CA425 Practical

Express the 3 x 3 noughts-and-crosses (or "Tic-tac-toe" or "X's and O's") game as a Reinforcement Learning problem.

The program will play against another copy of itself. That is, at first you will be playing against a random player. As you learn, your opponent gets better.


  1. Define the space of states x.
    e.g. Let x = (x1,..,x9) represent the 9 squares.
    Each xi takes value: 0 (blank), 1 (me) or 2 (opponent).
    Start at x = (0,0,0,0,0,0,0,0,0).
    I make first move (one empty square becomes "1"). Then the opponent makes a move into an empty square (becomes "2"). Then I observe the new state. And can take a new action, and so on.
    Note from my viewpoint the world is probabilistic (same action a in same x can lead to different y after opponent moves).

    Observe x
    Take a
    (Opponent makes move)
    Observe y
    

  2. Define the space of actions a.
    e.g. Let a = (a1).
    a1 takes value 0 to 8 (meaning put "1" into one of the 9 squares).
    When an action is illegal (put "1" into non-empty square) you could define it as just leaving you in same state x, ready to take new action. Problem: Might prefer to stay in same state x forever if alternative is opponent wins!
    So you could punish the action instead (e.g. lose game) to make it definitely learn not to take it.
    In different states x, different actions a are illegal. Perhaps too complex to define all these in advance. We could just learn them all by trial and error.

  3. Define an array to hold Q(x,a) values.
    See Coding the state-space as a lookup-table.
    See Sample code for lookup-table Q-learning.
    39 states = 19,683 states
    We need 19,683 x 9 boxes for Q(x,a) table = 177,147 boxes.
    Run testEnumeration.

  4. Define the reward function.
    r for getting to one of 3 classes of lines.
    3 horizontal lines or 3 vertical lines or 2 diagonals.
    Rather than define in advance all possible states y where can get r, might be easier to just write a function "isGoal(state)" to check if any given state y is goal.
    Punishment if opponent wins.
    Zero if draw.

  5. Set it up so you can do a run (until end game, maximum of 9 steps) and can plug in any learning algorithm to modify the Q-values.

  6. Start by modifying the Q-values as follows. When you get a reward or punishment:
    Q(x,a) := r

  7. Demo it playing a random opponent. Show how well it plays.

The above is for 90 percent. For the last 10 percent do:

  1. First, modify it to deal with the fact that sometimes you get a reward / punishment, sometimes you don't (because opponent is unpredictable). Build up a running average of all feedback:
    Q(x,a) := (1-α) Q(x,a) + α r
    where α goes 1, 1/2, 1/3, ...
    i.e. α is 1/n, where n is the number of times you have updated this particular pair Q(x,a).
    i.e. You need to keep another array n(x,a) to remember all these.

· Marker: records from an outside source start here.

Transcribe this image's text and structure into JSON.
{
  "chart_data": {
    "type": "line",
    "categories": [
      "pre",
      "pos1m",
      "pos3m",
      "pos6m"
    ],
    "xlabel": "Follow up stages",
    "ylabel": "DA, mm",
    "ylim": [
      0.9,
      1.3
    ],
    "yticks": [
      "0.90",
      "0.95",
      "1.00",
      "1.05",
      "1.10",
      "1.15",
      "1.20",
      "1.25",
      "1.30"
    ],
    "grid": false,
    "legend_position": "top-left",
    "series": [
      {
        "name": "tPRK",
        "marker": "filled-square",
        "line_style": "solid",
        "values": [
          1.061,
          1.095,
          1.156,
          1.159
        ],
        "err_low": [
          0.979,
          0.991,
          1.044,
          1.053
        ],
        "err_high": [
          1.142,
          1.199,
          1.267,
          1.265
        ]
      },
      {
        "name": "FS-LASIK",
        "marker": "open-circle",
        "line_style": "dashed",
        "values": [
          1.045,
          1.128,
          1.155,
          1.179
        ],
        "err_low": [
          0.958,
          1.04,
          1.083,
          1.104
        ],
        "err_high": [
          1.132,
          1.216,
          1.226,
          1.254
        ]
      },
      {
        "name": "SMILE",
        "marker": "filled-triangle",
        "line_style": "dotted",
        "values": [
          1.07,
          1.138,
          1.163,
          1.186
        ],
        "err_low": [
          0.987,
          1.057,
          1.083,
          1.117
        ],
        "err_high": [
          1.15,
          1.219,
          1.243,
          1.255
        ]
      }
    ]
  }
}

  2. Then modify it to look into the future, so we can move towards a goal state from far away:
    Q(x,a) := (1-α) Q(x,a) + α ( r + γ c )
    where c = best Q-value in next state

  3. You could save Q-values to file, and read from file on startup, so don't start blank each time program is run.

  4. Demo it playing a random opponent. Show how well it plays.


To hand up:

  1. Write it in any language.
  2. Hand up a commented printout of your program.
    Colour, syntax-highlighted printout in landscape mode (the best way to print code.)
  3. Your program on CD.
  4. Hand up a report showing what your program does, with output and screen shots.
  5. Give it direct to me or leave it for me in the school office.